André Gomes – Eu já estava há muito tempo na militância política e decidi que precisava fazer outra coisa. Expliquei para a Leci que precisava de desafios na vida pessoal e comecei a lecionar. Dei aula em várias escolas públicas em Marília. Escolas estaduais e particulares. Em 2015 ingressei no Colégio Objetivo. Dou aula de História, Geografia, Sociologia e Filosofia. Até que em 2016, o prefeito Daniel Alonso me convidou para assumir a Secretaria Municipal da Cultura e cá estou, até hoje, com as dores e delícias do que é ser um gestor de Cultura em Marília.
MN – Qual seu principal destaque enquanto secretário da Cultura em Marília?
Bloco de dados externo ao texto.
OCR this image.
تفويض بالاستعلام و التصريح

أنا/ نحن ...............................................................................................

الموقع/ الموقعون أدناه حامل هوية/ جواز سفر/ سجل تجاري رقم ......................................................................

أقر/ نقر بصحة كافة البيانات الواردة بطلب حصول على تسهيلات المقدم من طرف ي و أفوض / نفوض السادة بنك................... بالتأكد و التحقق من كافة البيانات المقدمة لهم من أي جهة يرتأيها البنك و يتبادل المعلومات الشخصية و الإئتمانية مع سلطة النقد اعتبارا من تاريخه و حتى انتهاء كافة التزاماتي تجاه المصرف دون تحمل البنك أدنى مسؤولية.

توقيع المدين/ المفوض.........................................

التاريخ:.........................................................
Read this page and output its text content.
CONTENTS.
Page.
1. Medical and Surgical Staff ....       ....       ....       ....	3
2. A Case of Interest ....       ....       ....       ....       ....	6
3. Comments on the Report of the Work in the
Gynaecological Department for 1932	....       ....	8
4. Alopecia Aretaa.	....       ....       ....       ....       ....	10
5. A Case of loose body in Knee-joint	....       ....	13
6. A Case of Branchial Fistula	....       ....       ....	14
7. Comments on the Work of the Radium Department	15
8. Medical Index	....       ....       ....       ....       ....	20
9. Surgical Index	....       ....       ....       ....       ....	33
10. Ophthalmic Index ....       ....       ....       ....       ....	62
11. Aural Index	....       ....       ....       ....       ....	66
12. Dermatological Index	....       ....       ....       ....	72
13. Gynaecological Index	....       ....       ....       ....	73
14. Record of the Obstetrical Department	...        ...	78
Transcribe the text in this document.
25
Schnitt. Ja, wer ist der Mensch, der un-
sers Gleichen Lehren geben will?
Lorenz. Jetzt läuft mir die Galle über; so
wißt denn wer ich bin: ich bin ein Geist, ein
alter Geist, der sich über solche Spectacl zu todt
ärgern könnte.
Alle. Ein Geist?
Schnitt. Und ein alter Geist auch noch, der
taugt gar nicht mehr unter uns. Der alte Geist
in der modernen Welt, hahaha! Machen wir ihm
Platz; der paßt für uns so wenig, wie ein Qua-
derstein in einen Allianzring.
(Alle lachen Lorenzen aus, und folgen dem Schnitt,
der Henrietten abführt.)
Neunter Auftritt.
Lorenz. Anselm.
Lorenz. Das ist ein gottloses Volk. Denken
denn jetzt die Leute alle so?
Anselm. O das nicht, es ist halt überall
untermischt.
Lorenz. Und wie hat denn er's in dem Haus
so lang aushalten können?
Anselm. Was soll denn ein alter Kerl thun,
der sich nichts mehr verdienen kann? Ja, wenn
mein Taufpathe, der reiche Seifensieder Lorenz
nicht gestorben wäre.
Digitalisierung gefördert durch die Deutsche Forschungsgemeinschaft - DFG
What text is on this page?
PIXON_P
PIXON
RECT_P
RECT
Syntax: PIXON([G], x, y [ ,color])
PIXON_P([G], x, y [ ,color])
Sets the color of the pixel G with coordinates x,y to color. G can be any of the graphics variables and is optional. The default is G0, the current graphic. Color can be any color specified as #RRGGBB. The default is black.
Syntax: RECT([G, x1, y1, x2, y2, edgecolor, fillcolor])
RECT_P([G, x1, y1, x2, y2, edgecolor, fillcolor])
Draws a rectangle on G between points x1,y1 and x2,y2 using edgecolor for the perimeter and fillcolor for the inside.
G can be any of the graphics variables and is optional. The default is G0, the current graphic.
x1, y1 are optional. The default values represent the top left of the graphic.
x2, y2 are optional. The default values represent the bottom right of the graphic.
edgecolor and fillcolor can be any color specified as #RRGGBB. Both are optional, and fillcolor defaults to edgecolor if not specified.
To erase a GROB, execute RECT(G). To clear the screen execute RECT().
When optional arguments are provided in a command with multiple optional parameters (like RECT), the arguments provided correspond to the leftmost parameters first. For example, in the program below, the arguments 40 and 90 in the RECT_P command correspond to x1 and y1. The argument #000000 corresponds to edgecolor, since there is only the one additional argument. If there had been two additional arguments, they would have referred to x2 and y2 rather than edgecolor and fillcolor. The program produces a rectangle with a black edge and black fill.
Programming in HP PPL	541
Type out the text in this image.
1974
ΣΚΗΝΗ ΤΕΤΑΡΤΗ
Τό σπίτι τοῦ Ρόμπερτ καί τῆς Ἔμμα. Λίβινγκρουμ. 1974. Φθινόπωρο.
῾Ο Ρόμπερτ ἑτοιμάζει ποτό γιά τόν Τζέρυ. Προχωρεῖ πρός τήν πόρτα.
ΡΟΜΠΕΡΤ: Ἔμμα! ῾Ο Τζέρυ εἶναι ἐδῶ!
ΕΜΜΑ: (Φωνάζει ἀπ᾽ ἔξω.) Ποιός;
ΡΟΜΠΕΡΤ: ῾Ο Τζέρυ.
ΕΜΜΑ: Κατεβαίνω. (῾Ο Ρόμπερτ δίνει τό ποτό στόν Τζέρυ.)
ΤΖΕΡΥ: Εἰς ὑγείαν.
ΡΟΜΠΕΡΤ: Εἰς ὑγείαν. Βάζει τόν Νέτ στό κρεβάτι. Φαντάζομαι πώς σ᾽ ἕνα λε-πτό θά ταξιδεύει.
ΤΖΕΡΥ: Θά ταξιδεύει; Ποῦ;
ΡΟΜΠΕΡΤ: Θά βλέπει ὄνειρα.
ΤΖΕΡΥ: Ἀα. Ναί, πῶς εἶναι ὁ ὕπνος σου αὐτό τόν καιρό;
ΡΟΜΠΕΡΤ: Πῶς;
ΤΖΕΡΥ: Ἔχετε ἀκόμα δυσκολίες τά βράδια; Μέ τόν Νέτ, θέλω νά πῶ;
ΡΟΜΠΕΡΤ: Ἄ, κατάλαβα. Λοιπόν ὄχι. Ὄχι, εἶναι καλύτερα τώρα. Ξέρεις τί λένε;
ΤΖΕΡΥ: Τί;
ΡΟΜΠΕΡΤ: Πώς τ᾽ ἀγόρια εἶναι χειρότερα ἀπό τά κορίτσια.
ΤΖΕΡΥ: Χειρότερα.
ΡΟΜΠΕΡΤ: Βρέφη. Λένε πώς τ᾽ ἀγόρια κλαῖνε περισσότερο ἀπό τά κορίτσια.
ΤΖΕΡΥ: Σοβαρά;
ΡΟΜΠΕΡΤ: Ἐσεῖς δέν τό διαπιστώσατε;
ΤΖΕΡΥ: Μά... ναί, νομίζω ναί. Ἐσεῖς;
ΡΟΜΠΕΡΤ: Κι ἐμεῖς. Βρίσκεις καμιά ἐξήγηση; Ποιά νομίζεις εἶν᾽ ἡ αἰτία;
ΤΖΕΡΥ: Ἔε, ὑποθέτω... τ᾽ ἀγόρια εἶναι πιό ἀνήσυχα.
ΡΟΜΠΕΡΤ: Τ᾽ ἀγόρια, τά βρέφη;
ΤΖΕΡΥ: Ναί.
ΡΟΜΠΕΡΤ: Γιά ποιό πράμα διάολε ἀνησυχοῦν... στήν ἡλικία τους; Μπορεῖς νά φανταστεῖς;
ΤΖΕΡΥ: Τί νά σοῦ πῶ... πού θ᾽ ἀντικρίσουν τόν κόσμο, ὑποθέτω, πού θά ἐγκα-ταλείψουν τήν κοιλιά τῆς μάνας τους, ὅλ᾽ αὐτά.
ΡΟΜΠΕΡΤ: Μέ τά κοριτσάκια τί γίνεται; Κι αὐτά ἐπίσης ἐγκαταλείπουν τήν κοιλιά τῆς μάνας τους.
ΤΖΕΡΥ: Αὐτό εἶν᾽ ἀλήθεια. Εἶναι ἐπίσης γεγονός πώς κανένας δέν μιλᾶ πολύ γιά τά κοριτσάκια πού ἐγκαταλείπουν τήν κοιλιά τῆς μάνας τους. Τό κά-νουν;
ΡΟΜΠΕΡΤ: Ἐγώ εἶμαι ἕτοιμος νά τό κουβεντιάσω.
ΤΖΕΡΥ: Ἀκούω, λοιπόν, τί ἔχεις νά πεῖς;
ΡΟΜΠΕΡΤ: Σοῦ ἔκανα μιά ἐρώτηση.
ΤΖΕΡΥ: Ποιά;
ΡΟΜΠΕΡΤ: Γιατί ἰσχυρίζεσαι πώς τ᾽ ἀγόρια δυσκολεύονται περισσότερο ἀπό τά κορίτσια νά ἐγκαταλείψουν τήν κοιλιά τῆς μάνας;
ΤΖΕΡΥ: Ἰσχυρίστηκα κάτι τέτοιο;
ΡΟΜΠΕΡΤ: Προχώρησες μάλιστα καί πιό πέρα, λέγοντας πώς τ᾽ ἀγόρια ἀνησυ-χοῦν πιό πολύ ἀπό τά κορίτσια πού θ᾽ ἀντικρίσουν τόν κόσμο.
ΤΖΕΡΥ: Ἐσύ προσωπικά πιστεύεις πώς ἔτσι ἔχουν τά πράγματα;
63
André Gomes – Eu digo sempre o seguinte: a gente parte de uma concepção antropológica de Cultura, não só a Cultura como as expressões artísticas, mas a Cultura como tudo que organiza a vida social, tudo que confere identidade a um povo. Tudo isso tem a ver com Cultura. Todas as formas de ser e existir no mundo são Cultura. Então nesse sentido, a partir dessa dimensão, a gente construiu um olhar tridimensional para Cultura. Quais são essas três dimensões? A primeira é a dimensão simbólica, que as sociedades humanas representam a atividade, a realidade através das artes. Nesse sentido, é papel do Poder Público desenvolver políticas e programas que possam democratizar o fazer artístico, ou seja, criar condições para que a sociedade possa fazer arte, porque a Secretaria não faz arte, quem faz arte é a sociedade. O nosso papel é fomentar isso. A segunda dimensão é a dimensão cidadã, ou seja, a Cultura pensada como um direito humano fundamental das pessoas. Nesse sentido, é nosso papel promover o maior acesso às manifestações artísticas e culturais. Por fim, mas não menos importante, a dimensão econômica. A Cultura representa 4% do PIB do Brasil, emprega milhões de pessoas e ela tem uma importância muito grande. Então, tendo essa visão, eu sempre tive a convicção, aliás, não só eu, muitas pessoas que circulam no meio da Cultura, defendem essa concepção, de que o grande problema da Cultura é a descontinuidade das políticas e dos programas públicos. A Cultura vive sempre à mercê, sempre refém de ciclos de governo e de conjuntura, então você tem um governo novo que pensa diferente, você desacumula tudo aquilo que você tinha acumulado. Eu penso que o fundamental para a Cultura é você romper com esta política de balcão e construir uma política de Estado, que possa manter programas, que possa ter continuidade, ter patamares mínimos de investimento.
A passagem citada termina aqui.